7. Now Rule 3(i) of the Saurashtra Rules will have to be declared invalid if the expression 'unless for special reasons otherwise directed by Government' is so construed as to give a power to order compulsory retirement even before attaining the age of 55 years. It is well-known that a law or a statutory rule should be so interpreted as to make it valid and not invalid. If this expression is confined to what was argued before the High Court, namely, that it gives power to the Government, to allow a Government servant to remain in service even beyond the age of 55 years for special reasons the rule will not be rendered invalid and its validity will not be put in jeopardy. So construed it is apparent that the appellant could not have been retired compulsorily under the Saurashtra Rules before he had attained the age of 55 years. By applying the Bombay rule his conditions of service were varied to his disadvantage because he could then be compulsorily retired as soon as he attained the age of 50 years. As the previous approval of the Central Government was not obtained in accordance with the proviso to Section 115(7) of the States Reorganisation Act 1956, the Bombay rule could not be made applicable to the appellant.
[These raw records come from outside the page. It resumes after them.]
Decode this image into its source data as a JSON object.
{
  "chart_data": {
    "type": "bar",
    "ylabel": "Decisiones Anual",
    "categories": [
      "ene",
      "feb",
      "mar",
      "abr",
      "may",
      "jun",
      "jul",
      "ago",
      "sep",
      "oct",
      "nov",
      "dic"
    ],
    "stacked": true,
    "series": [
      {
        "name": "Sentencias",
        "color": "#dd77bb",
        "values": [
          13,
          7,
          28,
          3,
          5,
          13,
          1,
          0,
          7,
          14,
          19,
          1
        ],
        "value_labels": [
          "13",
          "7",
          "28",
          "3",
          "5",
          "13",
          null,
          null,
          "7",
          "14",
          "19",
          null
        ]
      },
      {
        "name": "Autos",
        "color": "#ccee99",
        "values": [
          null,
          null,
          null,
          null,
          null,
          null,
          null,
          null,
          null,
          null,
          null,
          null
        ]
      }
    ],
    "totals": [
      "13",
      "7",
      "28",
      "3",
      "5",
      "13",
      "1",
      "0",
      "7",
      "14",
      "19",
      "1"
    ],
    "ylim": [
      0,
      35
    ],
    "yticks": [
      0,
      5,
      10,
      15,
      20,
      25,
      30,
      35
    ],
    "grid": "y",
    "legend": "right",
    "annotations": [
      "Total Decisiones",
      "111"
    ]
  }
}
8. Counsel for the State pressed us to look into certain documents for the purpose of finding out whether prior approval of the Central Government was obtained in the matter of varying the conditions of service of the appellant by applying the Bombay rules. But none of these documents were referred to before the High Court and in the presence of a clear concession by the learned Advocate General we see no justification for acceding to such a request.
9. In this view of the matter this appeal must succeed and it is hereby allowed with costs in this Court. It is declared that the appellant was entitled to remain in service until he attained the age of 55 years and that the impugned order directing his retirement was invalid and ineffective.